Allegheny County PA Greens - Municipal Efforts Against Fracking Are Grassroots Democracy

Municipal Efforts Against Fracking Are Grassroots Democracy

This editorial appeared in Green Point #2, online newsletter of the Green Party of Allegheny County,   

By Garret Wassermann


On October 30, Pittsburgh Mayor Bill Peduto surprised many of us by finally opposing the petrochemical build-out in western Pennsylvania publicly -- although he was careful to oppose only “additional” development and not the Shell “cracker plant” currently being built in Beaver County. Allegheny County Executive Rich Fitzgerald’s response was a very heated rant in favor of fracking and the petrochemical industry.
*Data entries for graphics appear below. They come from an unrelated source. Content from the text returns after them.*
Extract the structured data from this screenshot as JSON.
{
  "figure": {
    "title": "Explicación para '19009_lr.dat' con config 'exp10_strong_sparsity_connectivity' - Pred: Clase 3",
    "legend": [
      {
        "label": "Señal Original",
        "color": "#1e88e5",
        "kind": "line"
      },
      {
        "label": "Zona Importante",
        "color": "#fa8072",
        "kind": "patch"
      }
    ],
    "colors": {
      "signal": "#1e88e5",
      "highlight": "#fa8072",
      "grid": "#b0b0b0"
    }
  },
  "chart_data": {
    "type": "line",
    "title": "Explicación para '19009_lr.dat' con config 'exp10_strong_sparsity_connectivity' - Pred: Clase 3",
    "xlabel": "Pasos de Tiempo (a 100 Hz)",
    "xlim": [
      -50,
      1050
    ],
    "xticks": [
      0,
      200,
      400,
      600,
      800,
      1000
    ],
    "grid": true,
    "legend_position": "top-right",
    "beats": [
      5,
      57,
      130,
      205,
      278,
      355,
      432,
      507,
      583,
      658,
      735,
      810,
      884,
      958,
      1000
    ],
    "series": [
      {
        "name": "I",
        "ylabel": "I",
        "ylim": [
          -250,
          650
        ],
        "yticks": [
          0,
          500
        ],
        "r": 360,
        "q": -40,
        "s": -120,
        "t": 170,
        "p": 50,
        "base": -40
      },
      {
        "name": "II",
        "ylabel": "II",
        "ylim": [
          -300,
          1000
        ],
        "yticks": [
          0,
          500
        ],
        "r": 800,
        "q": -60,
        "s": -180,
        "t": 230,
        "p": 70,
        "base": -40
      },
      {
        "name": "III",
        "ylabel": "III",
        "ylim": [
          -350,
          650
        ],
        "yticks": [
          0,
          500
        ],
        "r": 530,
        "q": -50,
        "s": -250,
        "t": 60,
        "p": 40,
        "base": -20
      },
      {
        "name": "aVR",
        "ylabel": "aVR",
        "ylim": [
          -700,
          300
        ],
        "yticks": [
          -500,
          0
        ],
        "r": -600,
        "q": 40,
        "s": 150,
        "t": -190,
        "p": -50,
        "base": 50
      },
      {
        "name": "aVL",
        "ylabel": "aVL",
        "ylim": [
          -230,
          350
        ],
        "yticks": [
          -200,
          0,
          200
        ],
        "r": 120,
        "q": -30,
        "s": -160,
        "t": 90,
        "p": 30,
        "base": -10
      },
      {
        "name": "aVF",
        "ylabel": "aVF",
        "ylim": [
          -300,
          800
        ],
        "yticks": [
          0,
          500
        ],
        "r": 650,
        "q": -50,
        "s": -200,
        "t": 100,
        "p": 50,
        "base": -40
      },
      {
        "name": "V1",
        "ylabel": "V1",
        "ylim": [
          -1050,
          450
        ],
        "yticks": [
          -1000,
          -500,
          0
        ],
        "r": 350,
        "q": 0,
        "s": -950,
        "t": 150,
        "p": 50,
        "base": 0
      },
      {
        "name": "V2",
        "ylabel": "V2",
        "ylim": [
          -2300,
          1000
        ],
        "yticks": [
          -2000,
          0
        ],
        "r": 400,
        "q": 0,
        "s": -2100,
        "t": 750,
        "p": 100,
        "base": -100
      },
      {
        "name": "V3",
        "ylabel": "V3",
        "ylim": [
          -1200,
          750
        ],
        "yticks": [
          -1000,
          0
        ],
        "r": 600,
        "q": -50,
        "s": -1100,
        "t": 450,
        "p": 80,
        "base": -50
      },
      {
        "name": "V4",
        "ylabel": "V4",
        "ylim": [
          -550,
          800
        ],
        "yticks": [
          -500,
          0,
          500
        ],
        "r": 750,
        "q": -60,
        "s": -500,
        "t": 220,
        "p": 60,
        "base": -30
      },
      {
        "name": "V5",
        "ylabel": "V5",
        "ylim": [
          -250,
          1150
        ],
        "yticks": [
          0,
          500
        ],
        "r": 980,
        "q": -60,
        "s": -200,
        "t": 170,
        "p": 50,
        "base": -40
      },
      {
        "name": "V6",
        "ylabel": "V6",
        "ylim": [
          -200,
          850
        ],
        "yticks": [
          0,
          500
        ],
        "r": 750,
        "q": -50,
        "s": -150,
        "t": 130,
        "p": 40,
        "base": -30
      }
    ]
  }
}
Fitzgerald talked about natural-gas-powered cars, implied plastics are inevitable so should be made here, and demonized a general anti-fossil-fuel stance as “far left” and unreasonable.


The lack of leadership from elected officials against today’s fracking and pipeline projects is resulting in residents taking matters into their own hands. As reported in Green Star #1 (October 21), residents of Grant Township are currently opposing a PA Department of Environmental Protection (DEP) lawsuit that was initiated to protect oil and gas profits; the lawsuit stems from township residents establishing a “home rule charter" to protect their air and water. On November 4, residents of Elizabeth Township will next be going to court to protect their public parks and water by opposing a township decision to open up their park to private fracking.
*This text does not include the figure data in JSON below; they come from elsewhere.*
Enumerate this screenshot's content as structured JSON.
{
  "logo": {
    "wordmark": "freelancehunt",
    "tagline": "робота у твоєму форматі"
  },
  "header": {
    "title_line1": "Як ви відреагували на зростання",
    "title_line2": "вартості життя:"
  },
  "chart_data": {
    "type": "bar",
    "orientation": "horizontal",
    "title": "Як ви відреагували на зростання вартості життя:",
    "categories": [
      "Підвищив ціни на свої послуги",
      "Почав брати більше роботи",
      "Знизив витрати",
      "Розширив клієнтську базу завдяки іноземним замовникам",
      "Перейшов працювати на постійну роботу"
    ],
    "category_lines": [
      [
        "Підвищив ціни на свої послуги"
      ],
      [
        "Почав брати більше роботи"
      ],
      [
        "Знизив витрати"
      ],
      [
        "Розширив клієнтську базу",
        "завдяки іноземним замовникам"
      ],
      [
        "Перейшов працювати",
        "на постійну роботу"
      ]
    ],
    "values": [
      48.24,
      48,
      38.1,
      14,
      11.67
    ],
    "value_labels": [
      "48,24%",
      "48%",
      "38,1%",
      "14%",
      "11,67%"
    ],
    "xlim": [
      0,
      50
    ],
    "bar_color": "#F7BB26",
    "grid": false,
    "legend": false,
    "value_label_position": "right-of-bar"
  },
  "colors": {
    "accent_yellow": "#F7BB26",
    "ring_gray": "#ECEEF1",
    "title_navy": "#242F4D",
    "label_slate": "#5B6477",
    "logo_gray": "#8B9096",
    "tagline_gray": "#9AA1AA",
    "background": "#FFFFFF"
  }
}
Municipalities are beginning to stand up and demand a more direct democracy, via courts and “home rule”. Rather than top-down governance, residents are asking: why can’t we make important decisions about our own communities directly? Indeed, this idea is exactly grassroots democracy, one of the pillars of the Green Party. We Greens should not only be supportive of Grant, Elizabeth, and other townships exerting their rights to self-determination, but actively encourage municipalities throughout Allegheny County to do the same. Our 2020 Green legislative campaigns can help change the public debate by calling attention to these struggles and strongly emphasizing communities’ right to decide their own affairs to protect their own environment and health.


The Community Environmental Legal Defense Fund (CELDF) and state affiliate PA Community Rights Network are organizations promoting this approach; they even have draft state constitutional amendments that would affirm municipal rights to protect their environment free of state “preemption” laws as well as recognize statewide ballot referenda. It’s our values of democracy and decentralization at their finest; promoting these ideas also means promoting Green values.


I hope Green candidates in 2020 will consider these amendments as part of their legislative platforms; all Greens can investigate how to push their municipalities into claiming their own “home rule” rights to act when county and state leaders won’t.